Thomas Goirand dijo [Wed, Oct 05, 2011 at 10:21:06PM +0800]:
> > Because NM is what people are already used to, it's part of the Debian
> > culture about joining. Overloading that, preexisting, acronym is sort of
> > the maximum change we can do preserving "backward compatibility", but
> > still bringing existing processes closer to the correct (according to
> > Constitution and GR) terminology.
> >
> > I'm not saying we should only do backward compatible changes, a more
> > general reform of terminology might be good. But I AOL the many comments
> > that perfect should not be the enemy of the good: let's do this one and
> > improve over the status quo. (I.e.: your brainstorm is welcome, but
> > let's avoid that it gets in the way of smaller, less invasive,
> > improvements.)
> >
> > Cheers.
> >   
> In this case, I'll have to voice my concern again that I really fear
> that it's going to be even more confusing if we change the words
> behind the abbreviation only (nobody will know about this change if
> we don't advertize it enough).
> 
> Also, I don't get why you are writing that changing names for DD/DM
> will deserve a GR and constitution review, when changing from NM to
> NM wouldn't. Is it because NM isn't written into the stones of the
> constitution?

I am here with Thomas. Yes, the NM process is known, both by initials
and by full name. I think just doing a s/Maintainer/Member/ would be
similar to adding an epoch version to it. People would be as confused
by following NM 0:* than by following NM 1:*.

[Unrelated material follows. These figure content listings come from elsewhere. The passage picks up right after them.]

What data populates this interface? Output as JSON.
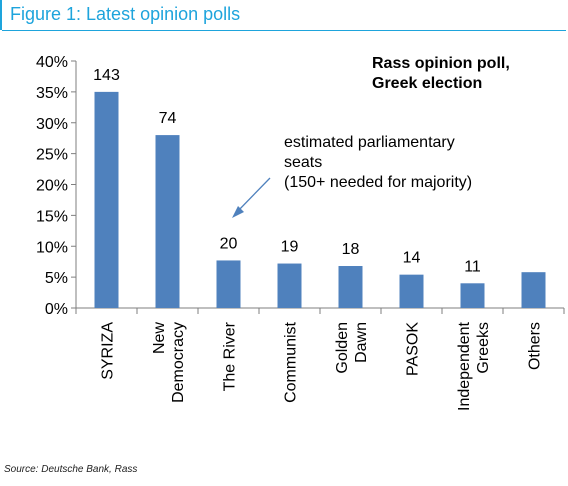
{
  "figure_title": "Figure 1: Latest opinion polls",
  "source": "Source: Deutsche Bank, Rass",
  "colors": {
    "bar": "#4f81bd",
    "title": "#1ea4dc",
    "arrow": "#4f81bd"
  },
  "chart_data": {
    "type": "bar",
    "title": "Rass opinion poll,\nGreek election",
    "categories": [
      "SYRIZA",
      "New\nDemocracy",
      "The River",
      "Communist",
      "Golden\nDawn",
      "PASOK",
      "Independent\nGreeks",
      "Others"
    ],
    "values": [
      35,
      28,
      7.7,
      7.2,
      6.8,
      5.4,
      4.0,
      5.8
    ],
    "data_labels": [
      "143",
      "74",
      "20",
      "19",
      "18",
      "14",
      "11",
      ""
    ],
    "y_ticks": [
      "0%",
      "5%",
      "10%",
      "15%",
      "20%",
      "25%",
      "30%",
      "35%",
      "40%"
    ],
    "ylim": [
      0,
      40
    ],
    "annotation": "estimated parliamentary\nseats\n(150+ needed for majority)",
    "grid": false,
    "legend": "none"
  }
}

If we want to make things clear, rather than sticking to old and
confusing name schemes (that reflected reality back where you were
either a Developer/Member/Maintainer or nothing at all), is to abandon
old namings and come up with new ones.

And if it needs a constitutional amendment, well, so be it. If we come
up with clear reasoning and naming, I don't expect it to fail. Yes,
it's more bureaucratic, but there's a reason for the process to
exist. Precisely, to make us all DDs 1) think it over until it's a
good enough proposal and 2) participate even if we don't follow the
relevant mailing list. Having your proposal go through a GR will get
the input of more DDs, give everybody the opportunity to comment on
it, and inform all of them on the outcome.